Papillomavirus E2 induces senescence in HPV-positive cells via pRB- and p21(CIP)-dependent pathways

Abstract

A hallmark of human papillomavirus (HPV) associated carcinogenesis is the integration of the viral DNA into the cellular genome, usually accompanied by the loss of expression of the viral E2 gene. E2 binds to and represses the viral promoter directing expression of the E6 and E7 oncogenes. The re-introduction and expression of exogenous E2 in HPV-positive cancer cells results in cellular growth arrest, while growth in the context of exogenous E2 can be restored through the expression of exogenous E6 and E7. Here we examine the individual contributions of the viral E6 and E7 genes to this phenotype. E6 alone displays moderate activity, whereas both E7 and adenovirus E1A display high activity in reversing E2-mediated cellular growth suppression. Using defined mutants of E7 and E1A, we show that an intact retinoblastoma interaction domain is required for this function. In addition, we show that the E2-mediated growth arrest of HPV-positive cells results in cellular senescence, and implicate the cyclin/cdk inhibitor p21(CIP) as a downstream E2 effector in this phenotype.
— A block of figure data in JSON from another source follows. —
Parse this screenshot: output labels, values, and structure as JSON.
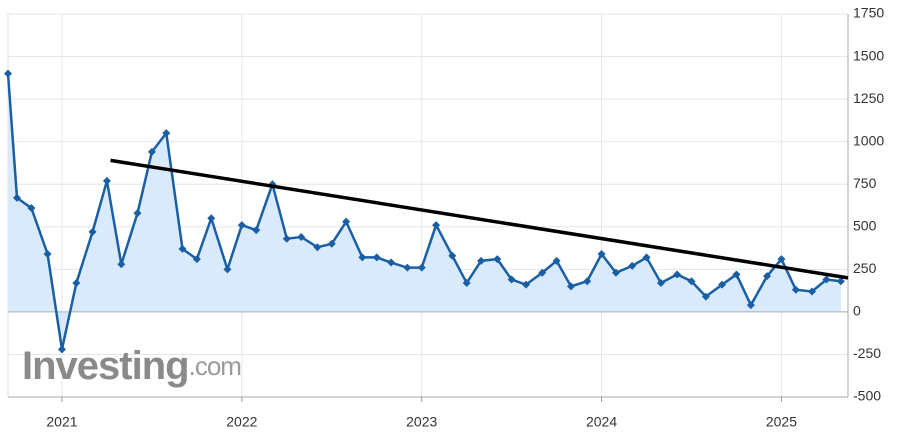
{
  "chart_data": {
    "type": "line",
    "x": [
      2020.7,
      2020.75,
      2020.83,
      2020.92,
      2021.0,
      2021.08,
      2021.17,
      2021.25,
      2021.33,
      2021.42,
      2021.5,
      2021.58,
      2021.67,
      2021.75,
      2021.83,
      2021.92,
      2022.0,
      2022.08,
      2022.17,
      2022.25,
      2022.33,
      2022.42,
      2022.5,
      2022.58,
      2022.67,
      2022.75,
      2022.83,
      2022.92,
      2023.0,
      2023.08,
      2023.17,
      2023.25,
      2023.33,
      2023.42,
      2023.5,
      2023.58,
      2023.67,
      2023.75,
      2023.83,
      2023.92,
      2024.0,
      2024.08,
      2024.17,
      2024.25,
      2024.33,
      2024.42,
      2024.5,
      2024.58,
      2024.67,
      2024.75,
      2024.83,
      2024.92,
      2025.0,
      2025.08,
      2025.17,
      2025.25,
      2025.33
    ],
    "series": [
      {
        "color": "#1a5fa3",
        "values": [
          1400,
          670,
          610,
          340,
          -220,
          170,
          470,
          770,
          280,
          580,
          940,
          1050,
          370,
          310,
          550,
          250,
          510,
          480,
          750,
          430,
          440,
          380,
          400,
          530,
          320,
          320,
          290,
          260,
          260,
          510,
          330,
          170,
          300,
          310,
          190,
          160,
          230,
          300,
          150,
          180,
          340,
          230,
          270,
          320,
          170,
          220,
          180,
          90,
          160,
          220,
          40,
          210,
          310,
          130,
          120,
          190,
          180
        ]
      }
    ],
    "trendline": {
      "x": [
        2021.27,
        2025.37
      ],
      "values": [
        890,
        200
      ],
      "color": "#000000"
    },
    "xlim": [
      2020.7,
      2025.37
    ],
    "xticks": [
      2021,
      2022,
      2023,
      2024,
      2025
    ],
    "ylim": [
      -500,
      1750
    ],
    "yticks": [
      -500,
      -250,
      0,
      250,
      500,
      750,
      1000,
      1250,
      1500,
      1750
    ],
    "grid": true,
    "area_color": "#d9eafc",
    "watermark": {
      "brand": "Investing",
      "suffix": ".com"
    }
  }
}
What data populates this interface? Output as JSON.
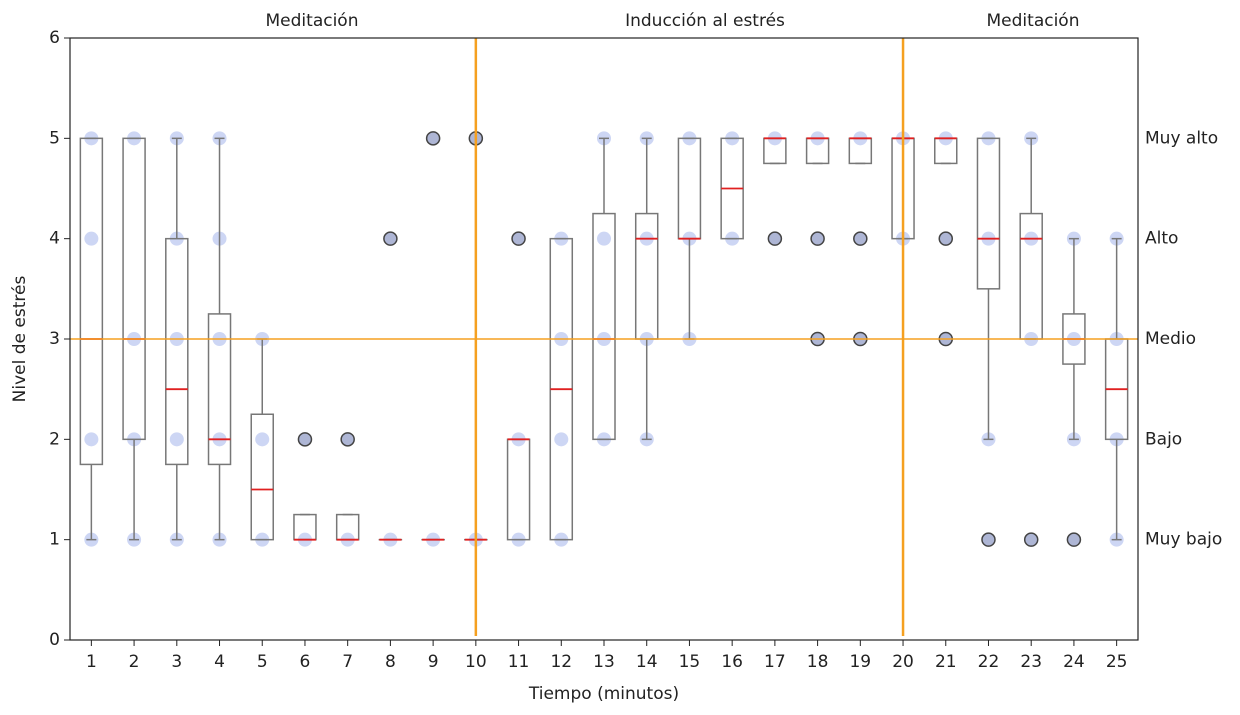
{
  "chart_data": {
    "type": "box",
    "xlabel": "Tiempo (minutos)",
    "ylabel": "Nivel de estrés",
    "xlim": [
      0.5,
      25.5
    ],
    "xticks": [
      1,
      2,
      3,
      4,
      5,
      6,
      7,
      8,
      9,
      10,
      11,
      12,
      13,
      14,
      15,
      16,
      17,
      18,
      19,
      20,
      21,
      22,
      23,
      24,
      25
    ],
    "ylim": [
      0,
      6
    ],
    "yticks": [
      0,
      1,
      2,
      3,
      4,
      5,
      6
    ],
    "y2ticks": [
      {
        "value": 5,
        "label": "Muy alto"
      },
      {
        "value": 4,
        "label": "Alto"
      },
      {
        "value": 3,
        "label": "Medio"
      },
      {
        "value": 2,
        "label": "Bajo"
      },
      {
        "value": 1,
        "label": "Muy bajo"
      }
    ],
    "annotations": [
      "Meditación",
      "Inducción al estrés",
      "Meditación"
    ],
    "hline": 3,
    "vlines": [
      10,
      20
    ],
    "accent_color": "#f5a020",
    "box_color": "#777777",
    "median_color": "#e02020",
    "point_color": "#4a6ad8",
    "boxes": [
      {
        "q1": 1.75,
        "median": 3,
        "q3": 5,
        "whislo": 1,
        "whishi": 5,
        "fliers": [],
        "points": [
          1,
          2,
          4,
          5
        ]
      },
      {
        "q1": 2,
        "median": 3,
        "q3": 5,
        "whislo": 1,
        "whishi": 5,
        "fliers": [],
        "points": [
          1,
          2,
          3,
          5
        ]
      },
      {
        "q1": 1.75,
        "median": 2.5,
        "q3": 4,
        "whislo": 1,
        "whishi": 5,
        "fliers": [],
        "points": [
          1,
          2,
          3,
          4,
          5
        ]
      },
      {
        "q1": 1.75,
        "median": 2,
        "q3": 3.25,
        "whislo": 1,
        "whishi": 5,
        "fliers": [],
        "points": [
          1,
          2,
          3,
          4,
          5
        ]
      },
      {
        "q1": 1,
        "median": 1.5,
        "q3": 2.25,
        "whislo": 1,
        "whishi": 3,
        "fliers": [],
        "points": [
          1,
          2,
          3
        ]
      },
      {
        "q1": 1,
        "median": 1,
        "q3": 1.25,
        "whislo": 1,
        "whishi": 1.25,
        "fliers": [
          2
        ],
        "points": [
          1,
          2
        ]
      },
      {
        "q1": 1,
        "median": 1,
        "q3": 1.25,
        "whislo": 1,
        "whishi": 1.25,
        "fliers": [
          2
        ],
        "points": [
          1,
          2
        ]
      },
      {
        "q1": 1,
        "median": 1,
        "q3": 1,
        "whislo": 1,
        "whishi": 1,
        "fliers": [
          4
        ],
        "points": [
          1,
          4
        ]
      },
      {
        "q1": 1,
        "median": 1,
        "q3": 1,
        "whislo": 1,
        "whishi": 1,
        "fliers": [
          5
        ],
        "points": [
          1,
          5
        ]
      },
      {
        "q1": 1,
        "median": 1,
        "q3": 1,
        "whislo": 1,
        "whishi": 1,
        "fliers": [
          5
        ],
        "points": [
          1,
          5
        ]
      },
      {
        "q1": 1,
        "median": 2,
        "q3": 2,
        "whislo": 1,
        "whishi": 2,
        "fliers": [
          4
        ],
        "points": [
          1,
          2,
          4
        ]
      },
      {
        "q1": 1,
        "median": 2.5,
        "q3": 4,
        "whislo": 1,
        "whishi": 4,
        "fliers": [],
        "points": [
          1,
          2,
          3,
          4
        ]
      },
      {
        "q1": 2,
        "median": 3,
        "q3": 4.25,
        "whislo": 2,
        "whishi": 5,
        "fliers": [],
        "points": [
          2,
          3,
          4,
          5
        ]
      },
      {
        "q1": 3,
        "median": 4,
        "q3": 4.25,
        "whislo": 2,
        "whishi": 5,
        "fliers": [],
        "points": [
          2,
          3,
          4,
          5
        ]
      },
      {
        "q1": 4,
        "median": 4,
        "q3": 5,
        "whislo": 3,
        "whishi": 5,
        "fliers": [],
        "points": [
          3,
          4,
          5
        ]
      },
      {
        "q1": 4,
        "median": 4.5,
        "q3": 5,
        "whislo": 4,
        "whishi": 5,
        "fliers": [],
        "points": [
          4,
          5
        ]
      },
      {
        "q1": 4.75,
        "median": 5,
        "q3": 5,
        "whislo": 4.75,
        "whishi": 5,
        "fliers": [
          4
        ],
        "points": [
          4,
          5
        ]
      },
      {
        "q1": 4.75,
        "median": 5,
        "q3": 5,
        "whislo": 4.75,
        "whishi": 5,
        "fliers": [
          3,
          4
        ],
        "points": [
          3,
          4,
          5
        ]
      },
      {
        "q1": 4.75,
        "median": 5,
        "q3": 5,
        "whislo": 4.75,
        "whishi": 5,
        "fliers": [
          3,
          4
        ],
        "points": [
          3,
          4,
          5
        ]
      },
      {
        "q1": 4,
        "median": 5,
        "q3": 5,
        "whislo": 4,
        "whishi": 5,
        "fliers": [],
        "points": [
          4,
          5
        ]
      },
      {
        "q1": 4.75,
        "median": 5,
        "q3": 5,
        "whislo": 4.75,
        "whishi": 5,
        "fliers": [
          3,
          4
        ],
        "points": [
          3,
          4,
          5
        ]
      },
      {
        "q1": 3.5,
        "median": 4,
        "q3": 5,
        "whislo": 2,
        "whishi": 5,
        "fliers": [
          1
        ],
        "points": [
          1,
          2,
          4,
          5
        ]
      },
      {
        "q1": 3,
        "median": 4,
        "q3": 4.25,
        "whislo": 3,
        "whishi": 5,
        "fliers": [
          1
        ],
        "points": [
          1,
          3,
          4,
          5
        ]
      },
      {
        "q1": 2.75,
        "median": 3,
        "q3": 3.25,
        "whislo": 2,
        "whishi": 4,
        "fliers": [
          1
        ],
        "points": [
          1,
          2,
          3,
          4
        ]
      },
      {
        "q1": 2,
        "median": 2.5,
        "q3": 3,
        "whislo": 1,
        "whishi": 4,
        "fliers": [],
        "points": [
          1,
          2,
          3,
          4
        ]
      }
    ]
  }
}
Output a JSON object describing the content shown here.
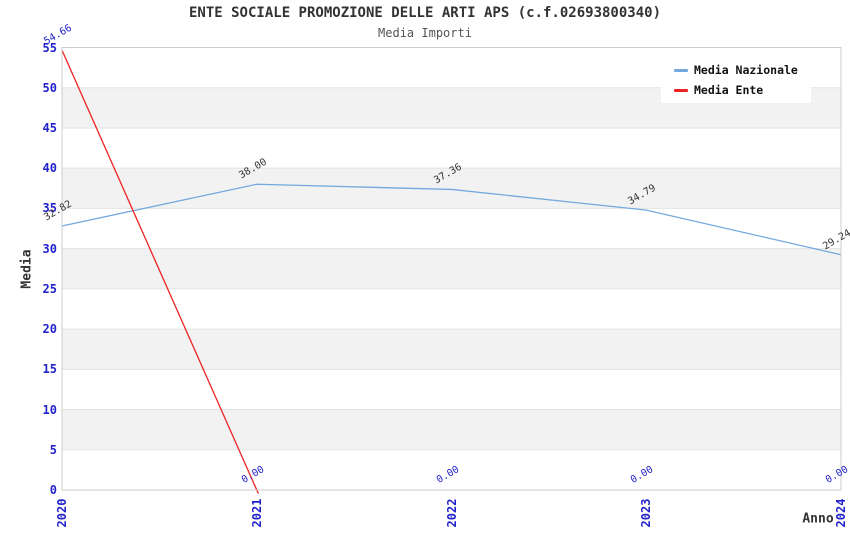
{
  "chart_data": {
    "type": "line",
    "title": "ENTE SOCIALE PROMOZIONE DELLE ARTI APS (c.f.02693800340)",
    "subtitle": "Media Importi",
    "xlabel": "Anno",
    "ylabel": "Media",
    "x": [
      2020,
      2021,
      2022,
      2023,
      2024
    ],
    "ylim": [
      0,
      55
    ],
    "ytick_step": 5,
    "grid": "horizontal gridlines every 5 units with alternating light-gray shaded bands",
    "legend_position": "top-right",
    "series": [
      {
        "name": "Media Nazionale",
        "color": "#74a9df",
        "label_color": "#333333",
        "values": [
          32.82,
          38.0,
          37.36,
          34.79,
          29.24
        ],
        "point_labels": [
          "32.82",
          "38.00",
          "37.36",
          "34.79",
          "29.24"
        ]
      },
      {
        "name": "Media Ente",
        "color": "#ee2222",
        "label_color": "#2222cc",
        "values": [
          54.66,
          0.0,
          0.0,
          0.0,
          0.0
        ],
        "point_labels": [
          "54.66",
          "0.00",
          "0.00",
          "0.00",
          "0.00"
        ],
        "line_ends_at_first_zero": true
      }
    ],
    "colors": {
      "tick_label": "#2222cc",
      "band": "#f2f2f2",
      "gridline": "#e3e3e3",
      "spine": "#cccccc",
      "title": "#333333",
      "subtitle": "#555555",
      "axis_label": "#333333",
      "legend_text": "#111111",
      "plot_background": "#ffffff"
    }
  }
}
Fig. 1. E2-mediated senescence in HPV-positive cell lines. HeLa, U2OS, C33A and Caski cells were co-transfected with expression vectors for the neo resistance gene and either expression vectors for BPV E2-TA, BPV E2-TR or HPV18 E2 or empty SVE vector (vector alone). At 20 days post-selection, the cells were stained for the senescence-specific β-galactosidase marker (SA-βGal) as described in Materials and methods.

Fig. 2. A functional E2 transactivation function is required for senescence induction. HeLa cells were co-transfected with a neomycin selection plasmid and either empty SVE vector (A) or expression vectors for wild-type HPV16 E2 (B), or the mutant HPV16 E2 proteins E39A or I73A (C and D). Senescence-specific staining was performed as described in the legend to Figure 3.

Fig. 3. Viral oncoproteins counteract E2-mediated senescence in HeLa cells. (A) HeLa cells were co-transfected with the neomycin plasmid and BPV E2-TA, either alone (1) or in the presence of wild-type 12S E1A (2), wild-type HPV16 E7 (3), the mutant ΔDLYC E7 (4), wild-type HPV16 E6 (5) or both HPV16 E6 and E7 (6). The cells were selected and stained for SA-βGal activity as described in Figure 1. (B) Cells that assumed the senescence-specific morphology were counted on days (d) 5, 7 and 9 post-selection. Three random fields were counted and averaged for each data point; the standard deviations are as indicated. Each field contained a minimum of 50 cells. The data are expressed as percent enlarged cells relative to total cell number.

Fig. 4. Induction of the cyclin/cdk inhibitor p21^CIP correlates with E2-mediated senescence. (A) HeLa cells were co-transfected with a puromycin selection plasmid and either E2-TA or E2-TR expression vectors. On the next day, the cells were split and placed under puromycin selection (0.4 µg/ml). At days 1–14 post-selection, the cells were harvested for preparation of whole-cell lysates and 50 µg of protein were separated by 12.5% SDS–PAGE. Expression of the p21^CIP protein as well as of p16^INK4A was detected by western blot analysis. (B) HeLa cells were co-transfected with the puromycin resistance plasmid and expression vectors for either BPV E2-TA, BPV E2-TR, HPV18 E2, HPV16 E2 and the two HPV16 E2 mutant proteins I73A and E39A. p21^CIP protein levels were measured on day 3 post-selection as described in (A).

Fig. 5. Expression of p21^CIP causes HeLa cell senescence in the absence of E2. (A) HeLa cells were transfected with the indicated expression vectors using either empty or p21^CIP-expressing RSV vector as well as neo^R plasmid. Two independent experiments are shown, in which the percentage of cells exhibiting the flat cell, senescent morphology was determined at 7 days. The data are expressed as percent flat cells relative to the total cell number. Three random fields were quantitated and averaged; the standard deviations are indicated. Each field contained a minimum of 100 cells. (B) In the same experiment, the SA-βGal-positive cells were counted over an area of 6 cm² at 15 days post-transfection. The average from the two independent experiments is shown by the bars, with the individual data indicated at the top.

Fig. 6. Microinjection of antisense p21^CIP oligonucleotides inhibits E2-mediated HeLa cell senescence. (A) Cells were left uninjected or injected cytoplasmically with E2-TA plasmid alone or in the presense of α-p21^CIP or control morpholino oligonucleotides. FITC-conjugated dextran served as a co-injection marker (left panel). Imaging was performed on day 7 post-injection. (B) Cells exhibiting the enlarged phenotype were counted on day 8 and are expressed as a percentage of the total imaged cells.